BUCKINGHAM
Now, my lord, what shall we do, if we perceive
Lord Hastings will not yield to our complots?
GLOUCESTER
Chop off his head, man; somewhat we will do…
(King Richard III, act 3, sc. 1)
Last Wednesday, Saudi Arabian authorities beheaded a 24-year-old Sri Lankan housemaid by the name of Rizana Nafeek. Nafeek had been convicted of murdering her employer’s infant child (when she was 17) though she denied the charge.
The execution shows two things. One, the type of “democracy” that the US supports with massive military bases all over the country. And two, the timid, not to say callous attitude of the Sri Lankan government towards the fate of hundreds of thousands migrant workers from Sri Lanka in the Middle East.
All the Sri Lanka government did was to “… deplore the execution of Rizana Nafeek despite all efforts at the highest level of the government and the outcry of the people locally and internationally.”
In perfect Orwellian style “efforts at the highest level of the (Sri Lanka) government” did not even amount to helping Nafeek with her legal defence. As explained by a government official, it was “important not to violate Saudi Arabia’s domestic laws.” Translation, the government’s priority all along was to maintain good relations with the Saudi regime, and not to disrupt the flow of remittances from migrant workers back to Sri Lanka.

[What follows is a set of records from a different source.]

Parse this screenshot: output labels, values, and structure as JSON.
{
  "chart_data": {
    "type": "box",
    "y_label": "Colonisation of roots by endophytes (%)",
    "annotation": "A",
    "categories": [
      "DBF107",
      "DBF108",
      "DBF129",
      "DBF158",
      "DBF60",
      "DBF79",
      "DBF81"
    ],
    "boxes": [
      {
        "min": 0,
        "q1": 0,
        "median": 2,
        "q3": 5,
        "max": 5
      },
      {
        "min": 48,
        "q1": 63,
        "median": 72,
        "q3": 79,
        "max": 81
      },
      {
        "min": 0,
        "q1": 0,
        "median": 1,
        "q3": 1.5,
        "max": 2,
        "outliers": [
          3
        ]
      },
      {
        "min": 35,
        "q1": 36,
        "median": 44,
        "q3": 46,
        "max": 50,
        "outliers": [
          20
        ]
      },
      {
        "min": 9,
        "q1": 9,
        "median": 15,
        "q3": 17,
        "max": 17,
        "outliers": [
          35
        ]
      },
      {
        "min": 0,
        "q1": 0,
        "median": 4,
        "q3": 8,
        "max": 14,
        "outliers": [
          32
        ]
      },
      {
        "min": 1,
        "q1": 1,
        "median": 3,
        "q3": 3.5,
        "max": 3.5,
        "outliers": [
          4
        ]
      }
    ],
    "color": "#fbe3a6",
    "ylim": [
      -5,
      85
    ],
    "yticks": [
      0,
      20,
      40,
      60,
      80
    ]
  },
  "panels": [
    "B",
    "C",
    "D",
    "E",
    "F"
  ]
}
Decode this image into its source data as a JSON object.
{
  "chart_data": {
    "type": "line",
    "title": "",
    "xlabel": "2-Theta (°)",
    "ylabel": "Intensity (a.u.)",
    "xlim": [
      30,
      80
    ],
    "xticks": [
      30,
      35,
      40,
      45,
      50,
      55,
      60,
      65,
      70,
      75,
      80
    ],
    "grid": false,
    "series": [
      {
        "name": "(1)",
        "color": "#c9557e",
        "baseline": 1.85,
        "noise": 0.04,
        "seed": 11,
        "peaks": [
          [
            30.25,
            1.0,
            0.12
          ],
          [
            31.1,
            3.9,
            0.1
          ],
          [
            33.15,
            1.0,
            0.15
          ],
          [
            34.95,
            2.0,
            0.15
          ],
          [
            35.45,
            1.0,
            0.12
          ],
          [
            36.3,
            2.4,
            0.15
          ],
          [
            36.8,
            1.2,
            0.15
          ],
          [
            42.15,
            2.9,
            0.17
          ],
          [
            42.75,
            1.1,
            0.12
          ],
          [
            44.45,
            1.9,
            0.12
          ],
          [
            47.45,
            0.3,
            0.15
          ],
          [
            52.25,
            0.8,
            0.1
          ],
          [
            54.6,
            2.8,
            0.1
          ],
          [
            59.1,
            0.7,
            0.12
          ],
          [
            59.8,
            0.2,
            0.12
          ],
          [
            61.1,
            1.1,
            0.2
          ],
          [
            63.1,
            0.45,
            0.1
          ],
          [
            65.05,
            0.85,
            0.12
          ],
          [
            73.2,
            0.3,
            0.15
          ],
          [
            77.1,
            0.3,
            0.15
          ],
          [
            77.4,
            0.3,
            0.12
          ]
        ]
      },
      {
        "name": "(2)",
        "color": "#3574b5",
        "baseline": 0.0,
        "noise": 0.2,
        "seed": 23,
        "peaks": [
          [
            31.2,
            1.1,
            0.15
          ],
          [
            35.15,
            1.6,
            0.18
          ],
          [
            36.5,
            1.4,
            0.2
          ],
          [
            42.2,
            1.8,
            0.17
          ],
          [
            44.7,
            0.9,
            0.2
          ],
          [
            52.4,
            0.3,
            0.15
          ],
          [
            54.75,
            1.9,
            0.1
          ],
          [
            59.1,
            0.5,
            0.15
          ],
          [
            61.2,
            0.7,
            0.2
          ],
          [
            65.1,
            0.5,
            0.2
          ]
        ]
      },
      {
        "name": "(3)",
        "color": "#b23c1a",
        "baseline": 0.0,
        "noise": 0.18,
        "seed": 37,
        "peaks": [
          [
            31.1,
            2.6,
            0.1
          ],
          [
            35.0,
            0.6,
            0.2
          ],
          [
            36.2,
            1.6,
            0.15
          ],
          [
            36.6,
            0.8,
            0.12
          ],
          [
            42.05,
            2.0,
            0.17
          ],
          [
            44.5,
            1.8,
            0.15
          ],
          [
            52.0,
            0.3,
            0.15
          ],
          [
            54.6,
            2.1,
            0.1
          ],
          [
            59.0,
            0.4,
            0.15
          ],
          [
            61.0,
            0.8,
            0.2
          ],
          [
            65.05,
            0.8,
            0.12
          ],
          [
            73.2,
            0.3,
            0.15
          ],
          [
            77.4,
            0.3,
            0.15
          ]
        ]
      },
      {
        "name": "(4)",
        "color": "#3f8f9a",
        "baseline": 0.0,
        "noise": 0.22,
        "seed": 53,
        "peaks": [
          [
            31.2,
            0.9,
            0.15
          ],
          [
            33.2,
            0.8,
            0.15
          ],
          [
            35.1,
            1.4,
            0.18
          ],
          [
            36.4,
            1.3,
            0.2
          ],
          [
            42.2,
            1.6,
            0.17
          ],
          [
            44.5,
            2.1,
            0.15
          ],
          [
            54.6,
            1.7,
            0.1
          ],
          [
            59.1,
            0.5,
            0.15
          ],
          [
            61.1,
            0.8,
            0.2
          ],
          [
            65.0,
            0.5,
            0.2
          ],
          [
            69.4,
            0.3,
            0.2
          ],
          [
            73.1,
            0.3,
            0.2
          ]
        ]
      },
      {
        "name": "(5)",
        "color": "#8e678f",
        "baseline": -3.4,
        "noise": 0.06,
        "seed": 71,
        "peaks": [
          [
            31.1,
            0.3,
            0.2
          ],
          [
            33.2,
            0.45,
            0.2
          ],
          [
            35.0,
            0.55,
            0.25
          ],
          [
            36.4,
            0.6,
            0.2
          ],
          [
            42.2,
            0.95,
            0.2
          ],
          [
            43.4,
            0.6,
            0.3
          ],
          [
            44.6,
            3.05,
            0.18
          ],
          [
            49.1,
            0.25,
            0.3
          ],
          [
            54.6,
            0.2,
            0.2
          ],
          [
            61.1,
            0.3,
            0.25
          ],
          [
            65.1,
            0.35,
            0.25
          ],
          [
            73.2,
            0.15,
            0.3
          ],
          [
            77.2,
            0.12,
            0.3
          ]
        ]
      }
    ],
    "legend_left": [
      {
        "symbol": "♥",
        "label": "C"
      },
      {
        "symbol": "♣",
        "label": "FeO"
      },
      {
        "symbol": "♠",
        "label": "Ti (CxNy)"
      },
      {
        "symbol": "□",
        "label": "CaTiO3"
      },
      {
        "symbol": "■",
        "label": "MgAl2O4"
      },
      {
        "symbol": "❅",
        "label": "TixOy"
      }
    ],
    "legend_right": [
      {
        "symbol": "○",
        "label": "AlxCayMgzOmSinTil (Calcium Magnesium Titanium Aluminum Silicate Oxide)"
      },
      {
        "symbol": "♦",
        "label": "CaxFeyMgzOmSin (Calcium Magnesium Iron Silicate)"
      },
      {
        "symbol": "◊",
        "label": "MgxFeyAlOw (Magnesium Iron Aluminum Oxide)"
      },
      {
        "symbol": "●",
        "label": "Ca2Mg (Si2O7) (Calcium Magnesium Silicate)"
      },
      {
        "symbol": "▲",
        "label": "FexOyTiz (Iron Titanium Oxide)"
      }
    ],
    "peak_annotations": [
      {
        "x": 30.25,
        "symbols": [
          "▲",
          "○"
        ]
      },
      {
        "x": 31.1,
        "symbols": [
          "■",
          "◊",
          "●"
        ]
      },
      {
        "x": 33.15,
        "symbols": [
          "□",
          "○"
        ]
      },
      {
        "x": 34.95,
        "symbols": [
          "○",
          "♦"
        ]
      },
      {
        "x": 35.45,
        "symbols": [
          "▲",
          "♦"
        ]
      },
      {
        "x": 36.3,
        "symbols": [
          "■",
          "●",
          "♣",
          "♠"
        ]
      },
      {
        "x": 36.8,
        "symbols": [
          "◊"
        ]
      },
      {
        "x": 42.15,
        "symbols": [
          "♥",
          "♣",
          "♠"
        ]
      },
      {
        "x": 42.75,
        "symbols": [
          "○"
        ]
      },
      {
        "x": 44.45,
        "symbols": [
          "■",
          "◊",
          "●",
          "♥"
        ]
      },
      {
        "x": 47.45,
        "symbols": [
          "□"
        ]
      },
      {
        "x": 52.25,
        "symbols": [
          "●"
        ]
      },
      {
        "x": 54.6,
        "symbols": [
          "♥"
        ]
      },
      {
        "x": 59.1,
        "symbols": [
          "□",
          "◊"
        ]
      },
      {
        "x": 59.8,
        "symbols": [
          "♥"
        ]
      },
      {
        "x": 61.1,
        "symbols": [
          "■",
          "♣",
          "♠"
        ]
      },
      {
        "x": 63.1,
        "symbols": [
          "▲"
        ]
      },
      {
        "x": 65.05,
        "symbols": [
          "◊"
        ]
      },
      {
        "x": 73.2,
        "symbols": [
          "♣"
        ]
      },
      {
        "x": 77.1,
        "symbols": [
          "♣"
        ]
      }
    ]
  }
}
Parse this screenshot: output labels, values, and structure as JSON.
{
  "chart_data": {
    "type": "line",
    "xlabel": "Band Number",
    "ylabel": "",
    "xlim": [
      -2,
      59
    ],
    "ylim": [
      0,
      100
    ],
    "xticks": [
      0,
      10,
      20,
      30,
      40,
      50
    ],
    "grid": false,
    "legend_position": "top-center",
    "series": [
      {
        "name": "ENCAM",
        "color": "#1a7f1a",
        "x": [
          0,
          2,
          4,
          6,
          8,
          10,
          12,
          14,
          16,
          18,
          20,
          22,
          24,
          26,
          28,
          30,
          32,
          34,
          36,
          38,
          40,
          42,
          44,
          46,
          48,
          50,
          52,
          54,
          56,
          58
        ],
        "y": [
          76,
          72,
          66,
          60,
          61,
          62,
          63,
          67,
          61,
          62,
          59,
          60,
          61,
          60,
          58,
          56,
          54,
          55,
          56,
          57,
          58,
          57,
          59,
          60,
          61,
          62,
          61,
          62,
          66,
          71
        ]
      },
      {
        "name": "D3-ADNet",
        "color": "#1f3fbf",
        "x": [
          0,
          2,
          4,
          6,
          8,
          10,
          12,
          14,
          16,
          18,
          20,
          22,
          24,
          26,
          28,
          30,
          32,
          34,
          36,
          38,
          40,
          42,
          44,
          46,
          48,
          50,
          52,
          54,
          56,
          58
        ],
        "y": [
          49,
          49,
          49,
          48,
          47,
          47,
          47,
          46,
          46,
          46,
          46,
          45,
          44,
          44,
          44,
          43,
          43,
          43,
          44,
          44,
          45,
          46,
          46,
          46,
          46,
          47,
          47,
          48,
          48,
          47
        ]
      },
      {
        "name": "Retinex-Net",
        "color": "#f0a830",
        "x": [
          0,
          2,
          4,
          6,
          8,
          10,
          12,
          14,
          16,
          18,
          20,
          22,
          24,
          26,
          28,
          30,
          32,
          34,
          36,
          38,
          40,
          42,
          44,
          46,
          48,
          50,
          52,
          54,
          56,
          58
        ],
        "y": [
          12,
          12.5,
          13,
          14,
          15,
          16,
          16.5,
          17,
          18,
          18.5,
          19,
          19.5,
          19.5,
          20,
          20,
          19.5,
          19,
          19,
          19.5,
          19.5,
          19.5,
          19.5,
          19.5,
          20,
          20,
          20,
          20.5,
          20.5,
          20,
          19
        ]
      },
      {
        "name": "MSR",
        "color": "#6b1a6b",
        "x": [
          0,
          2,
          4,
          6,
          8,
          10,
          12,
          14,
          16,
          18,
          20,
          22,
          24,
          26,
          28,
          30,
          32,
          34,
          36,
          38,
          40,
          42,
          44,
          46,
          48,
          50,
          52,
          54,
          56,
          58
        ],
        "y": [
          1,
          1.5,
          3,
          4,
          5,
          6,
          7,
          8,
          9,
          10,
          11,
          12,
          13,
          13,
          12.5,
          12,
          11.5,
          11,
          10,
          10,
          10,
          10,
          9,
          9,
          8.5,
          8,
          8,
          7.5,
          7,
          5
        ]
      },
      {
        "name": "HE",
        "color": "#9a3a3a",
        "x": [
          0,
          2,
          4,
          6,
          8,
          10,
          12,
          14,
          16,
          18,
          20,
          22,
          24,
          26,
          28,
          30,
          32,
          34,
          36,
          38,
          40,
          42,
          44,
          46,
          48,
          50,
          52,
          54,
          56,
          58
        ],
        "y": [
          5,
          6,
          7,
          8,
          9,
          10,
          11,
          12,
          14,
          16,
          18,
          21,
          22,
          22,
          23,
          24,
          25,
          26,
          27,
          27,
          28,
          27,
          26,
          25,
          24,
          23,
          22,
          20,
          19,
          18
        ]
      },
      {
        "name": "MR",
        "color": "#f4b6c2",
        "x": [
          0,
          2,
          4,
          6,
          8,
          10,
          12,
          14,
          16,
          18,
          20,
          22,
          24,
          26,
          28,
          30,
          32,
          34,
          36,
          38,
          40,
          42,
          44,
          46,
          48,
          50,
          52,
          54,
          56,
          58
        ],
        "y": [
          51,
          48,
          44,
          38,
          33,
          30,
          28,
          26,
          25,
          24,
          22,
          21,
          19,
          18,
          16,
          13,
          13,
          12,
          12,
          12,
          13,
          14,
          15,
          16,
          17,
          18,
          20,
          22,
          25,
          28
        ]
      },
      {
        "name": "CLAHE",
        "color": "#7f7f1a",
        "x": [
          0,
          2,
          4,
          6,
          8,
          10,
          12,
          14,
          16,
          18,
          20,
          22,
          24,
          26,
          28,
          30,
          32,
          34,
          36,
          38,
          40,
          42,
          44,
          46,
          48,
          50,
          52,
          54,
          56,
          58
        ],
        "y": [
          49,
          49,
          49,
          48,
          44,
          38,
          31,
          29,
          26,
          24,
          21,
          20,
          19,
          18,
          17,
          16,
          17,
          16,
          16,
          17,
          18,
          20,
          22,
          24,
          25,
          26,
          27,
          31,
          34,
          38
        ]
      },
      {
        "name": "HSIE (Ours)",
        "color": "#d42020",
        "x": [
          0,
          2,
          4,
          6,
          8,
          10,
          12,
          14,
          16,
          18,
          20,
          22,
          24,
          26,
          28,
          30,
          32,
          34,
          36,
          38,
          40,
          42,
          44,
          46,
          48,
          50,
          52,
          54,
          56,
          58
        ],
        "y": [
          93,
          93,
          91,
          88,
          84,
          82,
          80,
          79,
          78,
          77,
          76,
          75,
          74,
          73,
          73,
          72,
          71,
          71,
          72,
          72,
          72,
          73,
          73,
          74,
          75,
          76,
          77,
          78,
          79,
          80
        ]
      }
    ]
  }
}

Nafeek left for the Middle East at the age of 17, after a job agent persuaded her to alter her age in order to be eligible for employment. Although she had been promised a job as a housemaid in Saudi Arabia, she was forced to work as a babysitter, caring for a child without any experience or training. Just weeks later she was charged with murder after the infant died while she was bottle-feeding him.
A Saudi court convicted her on the basis of a so-called confession extracted by police. She had to face the court without the assistance of a lawyer or a professional translator. In her appeal before the Saudi Supreme Court, financially assisted by the Asian Human Rights Commission, she retracted her confession, saying it had been made under duress. She said the child had begun to choke during feeding and she had been unable to save him. The Supreme Court rejected her appeal and upheld her death sentence. It ignored the fact that she was just 17 when the incident took place.
Up until the last minute, the Sri Lankan government falsely claimed that Nafeek would be pardoned as a result of its negotiations with Saudi authorities.
And though women in Saudi Arabia enjoy the benefits of beheading, they are not allowed to drive – one more reason for the US government determination to support this distant state and bulwark of democracy.
Tips for Use. Quote as an example of a ‘democratic government’ who fights the “war on terror” protected by, and enjoying perfect harmony with, the US Administration.
In the play. Lord Stanley sends a message to Hastings that he, Stanley, had a frightful dream about a fierce boar. He saw in their dream signs of impending danger (and he was right). But Hastings does not believe in dreams. Richard III will have him beheaded.